Tom Connolly is a British filmmaker, novelist, and photographer. He is best known for his debut novel The Spider Truces (2010), which was a Financial Times Book of the Year, and for Fair Game (2021), a photographic work on grassroots football. His film work has appeared on Channel 4 and the BBC, and his radio plays have been broadcast on Radio 4. His short story The Man in the Lift was shortlisted for the Imison Award.
Tom Connolly began his career directing short films, commercials, and music videos. Several of his short films won awards on the festival circuit, establishing him as a filmmaker before he transitioned to fiction writing. He later published short stories and plays, developing a parallel career in literature and broadcasting.

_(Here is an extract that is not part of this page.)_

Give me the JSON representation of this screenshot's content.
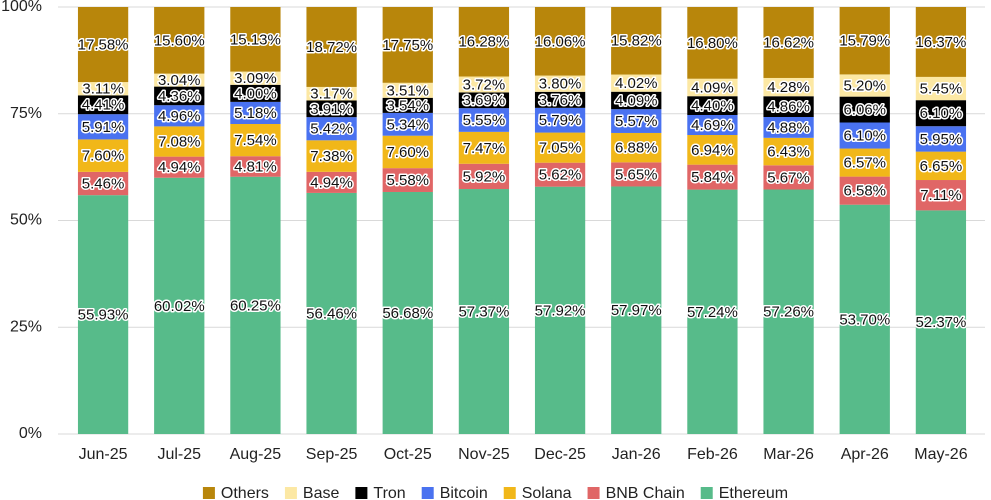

His first novel, The Spider Truces (2010), follows a boy’s adolescence in rural England. It was shortlisted for the Waverton Good Read Award and the Writers’ Guild of Great Britain Award, and longlisted for the 2011 Desmond Elliott Prize. The Financial Times named it one of its Books of the Year.
In 2016, he published his second novel, Men Like Air, set in New York. The book explored themes of brotherhood, grief, and personal reinvention. Speaking of his late brother, Connolly wrote: “We got it right, we’ve been good brothers.” That loss, and the reflection on sibling bonds, has informed much of his later writing.
In 2021, he released Fair Game, a photographic collection on non-league football. The project combined colour and black-and-white photography, recording the lives of supporters and players outside the professional game.
“I saw my first match at the age of 4, at the oasis of cheeky repartee that was Millwall’s The Den,” Connolly recalled. “To find the magical feeling I used to get from going there with my dad, I had to search elsewhere. This book of photographs is the story of that search.”
The collection was praised as a timely reminder of the vitality of local football culture.